Bu örnek, değirmenlerde yer alan ve çok bilinen dizelerden biridir. Değirmenlerin ilk örneklerini, 18. yüzyıl sonuna doğru bulmaktayız. Topkapı Sarayı Müzesi’nde bulunan demirden yapılmış küçük Kahve Değirmeni ise, değişik tekniği ile farklı bir görüntü sunmaktadır. Gümüş kakma süslemelerinin yanı sıra altın kakma “Fikri” yazısı da ya sahibini, ya da ustasını belirtiyor olsa gerek...
18. ve 19. yüzyıllarda çok sık görülen bir süsleme tekniği de altın yaldızdır. Bu süsleme tarzı, “Tombak” olarak adlandırılmaktadır. 16. ve 17. yüzyıllarda da örnekleri görülen bu süsleme, bakır ya da pirinç üzerine cıva oksitle yapılan altın kaplama biçimidir. Altın, cıva oksitle karıştırılarak bakır ya da pirinç üzerine sürülür. Isıtılan altın, yüzey üzerine geçirilmiş olur. Teknik güçlüklerine ve yapımı sırasındaki zehirleyici özelliğine rağmen, altından ayırt edilemeyişi nedeniyle zengin sınıfın tombak yapıtlara çok rağbet ettiği anlaşılıyor. Türk ve İslam Eserleri Müzesi’ndeki Tepsi bu teknikle yapılmış, artık tümüyle yerleşmiş olan Avrupa süsleme anlayışını da yansıtmaktadır.
Bu dönemde Rokoko süsleme herkesin beğenisini kazanmıştır. Kazıma tekniğindeki yaprak ve çiçekli dallar tepsiyi çevreliyor. Süslemeli bir madalyon içine yazılmış kitabe ise, 1784 tarihini veriyor. Bu tür süsleme, yeni giren formlarla birlikte 19. yüzyıl boyunca sürmüştür. Klasik armudi gövdeli gümüş gülaptan da tümüyle değişmiştir. Yalnız kaidesi, ayağı ve süslemeleri ile aynı geleneği sürdürmektedir.

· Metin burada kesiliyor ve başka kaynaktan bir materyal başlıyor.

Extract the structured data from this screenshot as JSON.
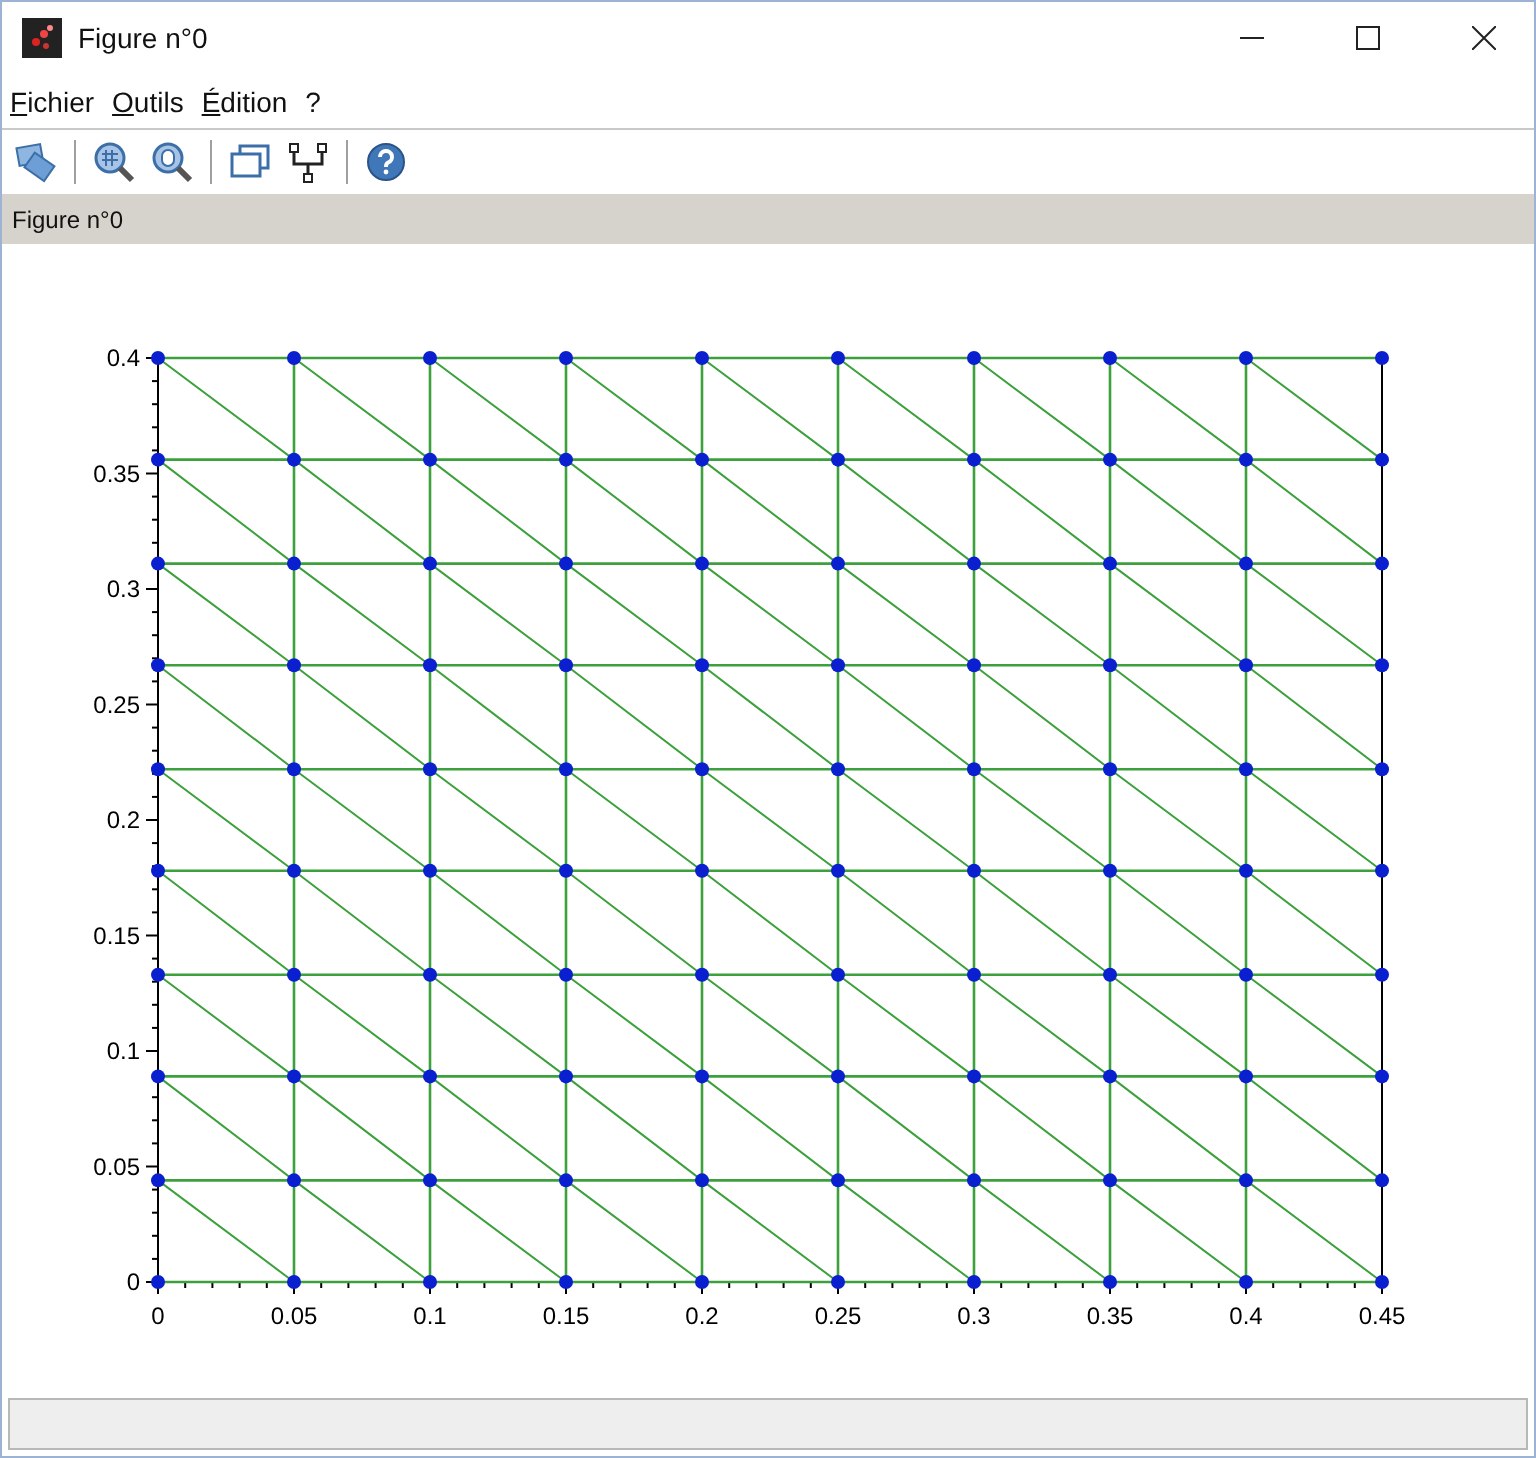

Sultan IŞ. Mahmud’un kızı Adile Sultan tarafından kocasının türbesine vakfedilen yapıt, üzerindeki Abdülaziz tuğrası ile 19. yüzyıl ikinci yarısına tarihlenmektedir. Bu dönemde klasiğin yanı sıra, yeni formlar da denenmiştir. Üç ayaklı tepsili buhurdanlar, bakır üzerine tombak işleri, süslemenin tümüyle değiştiğini gösteren örneklerdir.
Abdülmecid döneminde tarihlenen altın yaldızlı bir Tunç Musluk (Türk ve İslam Eserleri Müzesi) örneğinde, bu süsleme tarzının değişik bir form üzerinde nasıl kullanılmış olduğu görülmektedir. Öte yandan, ilerleyen zaman içinde askıları da değişik bir tür olarak görüyoruz. Askılar, keramik ya da çeşitli madenlerden yapılır, kıymetli taşlarla süslenir ve türbe, cami ya da saray odalarının tavan ve kubbelerinde, taht tavanlarında süs olarak kullanılırdı. Bu dönemde ayrıca mine tekniğinin kullanılmış olduğu leğen ve ibriklerden oluşan bir grup yapıta daha rastlanmaktadır. Bu tür örnekler İstanbul kökenli olabildiği gibi, bu tekniğin çok gelişmiş olduğu Diyarbakır yöresinde de yapılıyordu.
Kısaca gördüğümüz gibi maden sanatı, form, teknik ve değişen malzemeler içinde her yüzyılda farklı görünümlere bürünmüştür. Bu alanda son olarak belirtilmesi gereken bir durum da yapıtların hiç aşırıya kaçmayan mütevazi bir zevkle yaratılmış olmasıdır.